Quinn grunted, and she frowned as he doubled over, collapsing on the ground. Candelaria stared at him. He’d—he must really have fallen, unless this was his sick idea of a joke. He had better not be joking.
“I’m fine. It—I lost my balance, that’s all. It’s not like you hit that hard,” he said, but he couldn’t fool her. He couldn’t move. He’d be up already if he could. His arms shook as he tried to push himself up, and he stopped, dropping down again. She didn’t think she’d ever seen anyone look like that before—was that because he’d gotten internal injuries in the fall?
“What did you do?”
“Not sure if I should say you’d be happy if I’d succeeded or not—”
“If you could honestly think of doing that with Leah in the house no matter how much you hate us and life and—”
“—I wasn’t trying to kill myself. Shouldn’t even hurt since I’ve had worse falls and worse fights, but I must have landed wrong somehow.” Quinn rolled onto his back and looked up at the sky. “There really stars out already? Thought it was too early for that.”
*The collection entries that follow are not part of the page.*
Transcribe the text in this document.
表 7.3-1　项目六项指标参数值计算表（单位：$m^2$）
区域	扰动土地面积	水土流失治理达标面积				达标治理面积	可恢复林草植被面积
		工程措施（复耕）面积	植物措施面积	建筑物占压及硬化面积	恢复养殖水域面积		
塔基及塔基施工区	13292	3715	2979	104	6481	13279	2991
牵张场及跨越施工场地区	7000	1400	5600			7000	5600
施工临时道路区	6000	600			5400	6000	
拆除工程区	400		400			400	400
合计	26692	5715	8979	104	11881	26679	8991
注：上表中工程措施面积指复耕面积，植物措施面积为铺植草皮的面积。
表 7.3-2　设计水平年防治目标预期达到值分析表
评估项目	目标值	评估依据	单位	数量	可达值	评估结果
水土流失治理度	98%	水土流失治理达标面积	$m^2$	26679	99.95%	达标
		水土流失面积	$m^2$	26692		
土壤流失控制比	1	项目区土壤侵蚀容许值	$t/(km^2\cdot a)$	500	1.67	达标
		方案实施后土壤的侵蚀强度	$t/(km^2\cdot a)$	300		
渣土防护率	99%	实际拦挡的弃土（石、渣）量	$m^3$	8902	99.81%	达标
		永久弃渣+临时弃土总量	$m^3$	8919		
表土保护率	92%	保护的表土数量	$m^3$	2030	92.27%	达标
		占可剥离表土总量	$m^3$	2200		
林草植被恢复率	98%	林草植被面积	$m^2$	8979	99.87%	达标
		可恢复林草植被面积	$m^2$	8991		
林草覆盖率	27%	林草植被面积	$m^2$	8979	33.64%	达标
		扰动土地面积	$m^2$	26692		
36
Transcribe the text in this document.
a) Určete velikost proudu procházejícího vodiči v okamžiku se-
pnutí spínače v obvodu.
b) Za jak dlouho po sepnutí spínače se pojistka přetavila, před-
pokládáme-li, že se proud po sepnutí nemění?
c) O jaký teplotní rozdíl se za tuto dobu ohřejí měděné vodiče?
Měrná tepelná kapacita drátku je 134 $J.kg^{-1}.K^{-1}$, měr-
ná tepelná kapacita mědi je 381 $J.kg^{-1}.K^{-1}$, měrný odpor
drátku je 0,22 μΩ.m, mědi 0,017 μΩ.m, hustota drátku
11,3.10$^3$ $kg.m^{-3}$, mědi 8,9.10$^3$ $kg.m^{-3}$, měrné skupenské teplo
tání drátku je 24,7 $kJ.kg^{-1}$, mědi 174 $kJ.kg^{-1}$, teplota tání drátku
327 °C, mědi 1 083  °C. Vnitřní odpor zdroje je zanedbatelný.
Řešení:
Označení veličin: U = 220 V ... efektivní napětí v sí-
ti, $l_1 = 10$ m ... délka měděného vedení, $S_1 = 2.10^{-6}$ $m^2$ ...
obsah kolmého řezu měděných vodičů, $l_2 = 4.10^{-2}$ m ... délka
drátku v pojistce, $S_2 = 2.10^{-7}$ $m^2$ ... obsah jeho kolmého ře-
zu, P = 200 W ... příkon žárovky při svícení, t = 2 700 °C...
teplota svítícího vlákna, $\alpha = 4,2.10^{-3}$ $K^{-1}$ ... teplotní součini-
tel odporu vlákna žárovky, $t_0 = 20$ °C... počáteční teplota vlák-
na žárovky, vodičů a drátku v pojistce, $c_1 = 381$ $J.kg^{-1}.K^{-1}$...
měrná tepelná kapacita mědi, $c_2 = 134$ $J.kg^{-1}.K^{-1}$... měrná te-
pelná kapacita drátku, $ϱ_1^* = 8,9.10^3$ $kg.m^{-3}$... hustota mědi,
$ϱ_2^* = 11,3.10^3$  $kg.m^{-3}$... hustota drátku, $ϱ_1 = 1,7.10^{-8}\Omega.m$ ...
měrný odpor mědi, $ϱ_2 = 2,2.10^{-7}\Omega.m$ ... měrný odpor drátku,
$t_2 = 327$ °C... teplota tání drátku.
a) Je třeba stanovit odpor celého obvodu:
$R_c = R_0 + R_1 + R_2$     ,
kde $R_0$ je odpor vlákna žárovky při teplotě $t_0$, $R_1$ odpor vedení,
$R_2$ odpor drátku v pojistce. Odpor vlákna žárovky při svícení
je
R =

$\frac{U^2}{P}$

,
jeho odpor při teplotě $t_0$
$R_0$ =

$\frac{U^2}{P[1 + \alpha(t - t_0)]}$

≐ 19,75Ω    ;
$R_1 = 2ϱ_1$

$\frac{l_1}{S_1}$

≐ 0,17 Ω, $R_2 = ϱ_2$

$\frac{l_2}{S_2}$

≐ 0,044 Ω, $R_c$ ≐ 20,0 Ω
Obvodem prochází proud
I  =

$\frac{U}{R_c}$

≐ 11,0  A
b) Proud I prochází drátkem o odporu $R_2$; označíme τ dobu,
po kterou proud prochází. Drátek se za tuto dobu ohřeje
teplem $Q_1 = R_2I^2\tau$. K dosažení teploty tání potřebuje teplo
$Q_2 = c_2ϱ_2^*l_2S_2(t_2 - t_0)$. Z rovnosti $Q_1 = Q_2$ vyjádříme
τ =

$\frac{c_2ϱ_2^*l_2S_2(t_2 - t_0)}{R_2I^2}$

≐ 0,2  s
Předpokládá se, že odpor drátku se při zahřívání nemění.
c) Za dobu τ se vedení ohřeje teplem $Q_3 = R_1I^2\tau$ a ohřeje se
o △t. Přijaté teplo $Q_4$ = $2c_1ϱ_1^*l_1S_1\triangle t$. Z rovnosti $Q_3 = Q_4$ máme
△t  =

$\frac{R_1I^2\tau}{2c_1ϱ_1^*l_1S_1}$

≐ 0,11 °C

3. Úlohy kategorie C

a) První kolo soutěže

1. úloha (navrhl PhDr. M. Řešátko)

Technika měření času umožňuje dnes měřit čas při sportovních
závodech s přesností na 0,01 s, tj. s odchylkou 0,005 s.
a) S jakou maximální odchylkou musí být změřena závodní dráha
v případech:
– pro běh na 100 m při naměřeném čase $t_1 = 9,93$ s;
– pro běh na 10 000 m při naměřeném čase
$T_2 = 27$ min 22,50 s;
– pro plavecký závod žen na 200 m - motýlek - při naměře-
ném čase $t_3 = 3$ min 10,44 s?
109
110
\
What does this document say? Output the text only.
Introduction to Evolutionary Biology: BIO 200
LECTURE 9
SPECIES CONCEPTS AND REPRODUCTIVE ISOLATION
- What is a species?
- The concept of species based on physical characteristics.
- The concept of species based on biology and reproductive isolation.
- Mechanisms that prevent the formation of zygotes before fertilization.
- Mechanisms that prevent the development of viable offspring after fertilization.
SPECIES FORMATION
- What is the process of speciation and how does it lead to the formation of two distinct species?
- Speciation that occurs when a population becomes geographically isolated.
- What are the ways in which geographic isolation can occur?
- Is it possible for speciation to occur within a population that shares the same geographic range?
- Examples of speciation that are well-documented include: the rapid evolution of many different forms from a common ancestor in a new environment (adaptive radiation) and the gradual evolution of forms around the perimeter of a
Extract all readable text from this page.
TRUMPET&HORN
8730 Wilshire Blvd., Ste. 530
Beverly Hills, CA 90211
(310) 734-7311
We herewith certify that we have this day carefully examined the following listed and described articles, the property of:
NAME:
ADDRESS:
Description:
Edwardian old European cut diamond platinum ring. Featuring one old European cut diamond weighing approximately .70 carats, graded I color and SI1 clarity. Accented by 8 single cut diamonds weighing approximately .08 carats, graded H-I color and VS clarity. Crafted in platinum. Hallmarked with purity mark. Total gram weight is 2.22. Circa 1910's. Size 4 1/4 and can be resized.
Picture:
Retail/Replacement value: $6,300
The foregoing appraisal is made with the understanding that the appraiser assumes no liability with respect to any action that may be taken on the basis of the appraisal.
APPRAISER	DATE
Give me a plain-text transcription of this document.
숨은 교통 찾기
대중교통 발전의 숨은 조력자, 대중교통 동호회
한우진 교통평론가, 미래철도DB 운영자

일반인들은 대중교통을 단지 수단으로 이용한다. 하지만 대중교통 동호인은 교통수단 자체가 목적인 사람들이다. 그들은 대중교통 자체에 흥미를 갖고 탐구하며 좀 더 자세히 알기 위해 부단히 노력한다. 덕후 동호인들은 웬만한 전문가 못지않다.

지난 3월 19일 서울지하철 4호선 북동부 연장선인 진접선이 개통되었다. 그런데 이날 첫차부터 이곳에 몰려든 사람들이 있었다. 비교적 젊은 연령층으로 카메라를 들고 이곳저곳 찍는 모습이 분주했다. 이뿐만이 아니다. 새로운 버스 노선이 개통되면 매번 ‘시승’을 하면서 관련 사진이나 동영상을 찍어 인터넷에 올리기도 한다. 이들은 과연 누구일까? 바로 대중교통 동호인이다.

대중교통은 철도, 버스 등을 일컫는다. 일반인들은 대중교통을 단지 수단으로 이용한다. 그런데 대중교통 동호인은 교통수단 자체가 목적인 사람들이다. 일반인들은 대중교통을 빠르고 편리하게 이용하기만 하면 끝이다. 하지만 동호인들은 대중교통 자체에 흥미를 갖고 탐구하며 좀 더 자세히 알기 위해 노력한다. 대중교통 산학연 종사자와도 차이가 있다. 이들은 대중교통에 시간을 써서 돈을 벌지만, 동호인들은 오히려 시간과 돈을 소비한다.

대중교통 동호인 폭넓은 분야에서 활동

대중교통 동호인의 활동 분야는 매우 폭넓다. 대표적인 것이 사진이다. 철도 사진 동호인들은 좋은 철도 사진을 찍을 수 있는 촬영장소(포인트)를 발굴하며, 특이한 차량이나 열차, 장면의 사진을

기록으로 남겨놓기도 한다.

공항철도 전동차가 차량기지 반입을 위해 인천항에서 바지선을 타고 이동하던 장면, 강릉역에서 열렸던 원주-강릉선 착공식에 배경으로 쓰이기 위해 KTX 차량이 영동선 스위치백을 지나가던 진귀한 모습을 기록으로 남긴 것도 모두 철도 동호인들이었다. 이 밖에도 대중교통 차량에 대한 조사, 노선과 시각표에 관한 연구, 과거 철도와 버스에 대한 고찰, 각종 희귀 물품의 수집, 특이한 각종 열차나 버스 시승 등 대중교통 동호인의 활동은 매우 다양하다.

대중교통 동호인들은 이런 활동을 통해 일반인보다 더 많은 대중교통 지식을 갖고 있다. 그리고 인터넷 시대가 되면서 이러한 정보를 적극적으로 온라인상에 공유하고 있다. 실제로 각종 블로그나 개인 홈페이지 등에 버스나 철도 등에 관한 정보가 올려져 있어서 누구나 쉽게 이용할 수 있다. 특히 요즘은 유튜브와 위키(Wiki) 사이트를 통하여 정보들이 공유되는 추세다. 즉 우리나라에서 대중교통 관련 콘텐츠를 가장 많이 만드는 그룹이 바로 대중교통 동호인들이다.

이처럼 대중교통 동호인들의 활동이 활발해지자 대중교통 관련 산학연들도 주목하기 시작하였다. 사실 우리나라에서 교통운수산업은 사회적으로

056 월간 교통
She thought that the sunset was beautiful—or she had until now. “I think you really hurt yourself.”
“Oh, good. Now I can go because I’m broken.” He laughed, closing his eyes, and Candelaria would have kicked him or shook him, wanting to break through to him somehow. She didn’t know that he’d ever see what he was doing, ever acknowledge his act—he’d never admit it was an act—but he could not really believe that the Howells would send him back because he’d gotten hurt.
“Was that why you did it?”
“Did you get yourself hurt so that they’d send you back?”
“No. Stupid shingle came loose and next thing I know, I’m on the ground. If you get me up, I’ll take a couple pills and crawl into bed. I don’t need anything else.”
“You have got to be kidding. You need to go to the hospital and—”
“No hospitals. What, you want them to pull all of you out because one of us got hurt? They’ll say he did this and ruin your happy little home. ’Sides, the doctors will just tell me what I already know, and I don’t need to be poked and prodded—and I damn sure don’t want to go over my medical history.”
She knelt down beside him. “Quinn, if you don’t remember what happened between when the shingle came loose and when you were on the ground, if you are seeing stars when the sun just set, you are not okay.”
“Might have a concussion, but that’s not a big deal.”
“I’m getting the Howells, and you are going to the hospital.”
He caught her hand. “Don’t. Please. The last time I was in a hospital—just help me inside. You know with concussions they just watch you and wake you every couple hours, so set an alarm, and I’ll be fine. I will.”
She didn’t understand what could scare him so much about going to the hospital, but what surprised her even more than that he’d shown that to her at all. He’d said please. She almost wanted to agree with him, to go along with it just because of that please. It would keep her from having to break the promise she and Beacan had made to Leah about this not happening to Quinn just because he was on the roof. All of their words were false now.
She almost nodded, but then she remembered how he’d been earlier, and she didn’t think it was just a concussion. Even if it was, she’d feel a lot better if a doctor looked at him.
“I’m sorry,” she told him before running back to the door. He’d hate her forever for this, but she didn’t care.